World and Nation

Bill to keep science graduates in US fails

A Republican bill to provide permanent resident visas for foreigners who graduate from U.S. universities with advanced degrees in science and technology failed to pass the House on Thursday, a setback for technology companies that had strongly supported it.

Republican leaders called the vote under a fast-track procedure that limits debate but also requires a two-thirds majority to pass. The final tally was 257-158, with all but a few Republicans joined by 30 Democrats in voting yes.

The bill, sponsored by Rep. Lamar Smith, R-Texas, chairman of the House Judiciary Committee, would have eliminated an annual lottery and instead allocated 55,000 visas for legal permanent residency, known as green cards, each year to foreigners who have completed masters and doctoral degrees from U.S. universities in the so-called STEM fields: science, technology, engineering and mathematics. The lottery now distributes the same number of green cards to foreigners from countries with low rates of immigration to the United States.

While congressional Republicans have taken a hard line on illegal immigration, they said they wanted to show before the November elections that they were ready to pass a measure to fix a widely acknowledged flaw in the legal immigration system.

A fierce fight broke out during the brief floor debate Thursday, with Democrats strongly opposed to ending the lottery. Democratic leaders accused Republicans of partisan posturing by rushing a vote on an immigration issue when, they said, bipartisan accord was within reach.

There is uncommonly broad consensus in Congress on the legislation’s underlying goal — keeping talented and highly educated foreign science graduates in the country so they can work and start businesses.

The bill would “help us create jobs, increase our competitiveness and spur our innovation,” Smith said after the vote. “Unfortunately, the Democrats voted today to send the best and brightest foreign graduates back home to work for our global competitors.”

Democrats had voted “against economic growth and job creation,” Smith said.

Democrats were led in their challenge by Rep.
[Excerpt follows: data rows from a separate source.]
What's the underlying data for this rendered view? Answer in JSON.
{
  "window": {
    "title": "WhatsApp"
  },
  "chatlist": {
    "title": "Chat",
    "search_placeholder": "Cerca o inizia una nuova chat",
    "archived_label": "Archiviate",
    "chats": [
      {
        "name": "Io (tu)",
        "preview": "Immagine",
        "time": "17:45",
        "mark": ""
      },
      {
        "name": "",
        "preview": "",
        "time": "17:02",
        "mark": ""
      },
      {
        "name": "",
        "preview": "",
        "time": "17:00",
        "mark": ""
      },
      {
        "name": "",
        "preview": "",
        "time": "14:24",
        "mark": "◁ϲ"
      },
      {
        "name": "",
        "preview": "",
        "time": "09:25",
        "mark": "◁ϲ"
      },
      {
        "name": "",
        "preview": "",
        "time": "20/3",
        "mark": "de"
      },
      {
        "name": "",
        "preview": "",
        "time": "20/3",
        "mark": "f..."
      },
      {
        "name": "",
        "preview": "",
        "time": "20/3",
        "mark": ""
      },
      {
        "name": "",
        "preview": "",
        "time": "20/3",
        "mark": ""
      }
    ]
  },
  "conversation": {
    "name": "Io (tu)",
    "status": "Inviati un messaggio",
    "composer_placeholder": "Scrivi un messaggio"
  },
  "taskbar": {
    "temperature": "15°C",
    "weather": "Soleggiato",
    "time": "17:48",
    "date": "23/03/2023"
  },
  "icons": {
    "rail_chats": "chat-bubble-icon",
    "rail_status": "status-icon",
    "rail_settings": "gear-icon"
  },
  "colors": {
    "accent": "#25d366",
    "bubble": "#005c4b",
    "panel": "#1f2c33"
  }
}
Zoe Lofgren of California, whose district includes many Silicon Valley technology companies and who had offered a competing bill last week. While saying “it pains me greatly” to vote no, Lofgren said the Republican proposal had “another, in my opinion, more sinister purpose — to actually reduce legal immigration levels.”

Lofgren’s proposal would have created 50,000 new green cards for foreign science graduates, without eliminating or reducing the lottery.

Rep. John Conyers of Michigan, the ranking Democrat on the Judiciary Committee, said, “We strongly oppose a zero-sum game that trades one legal immigration program for another.”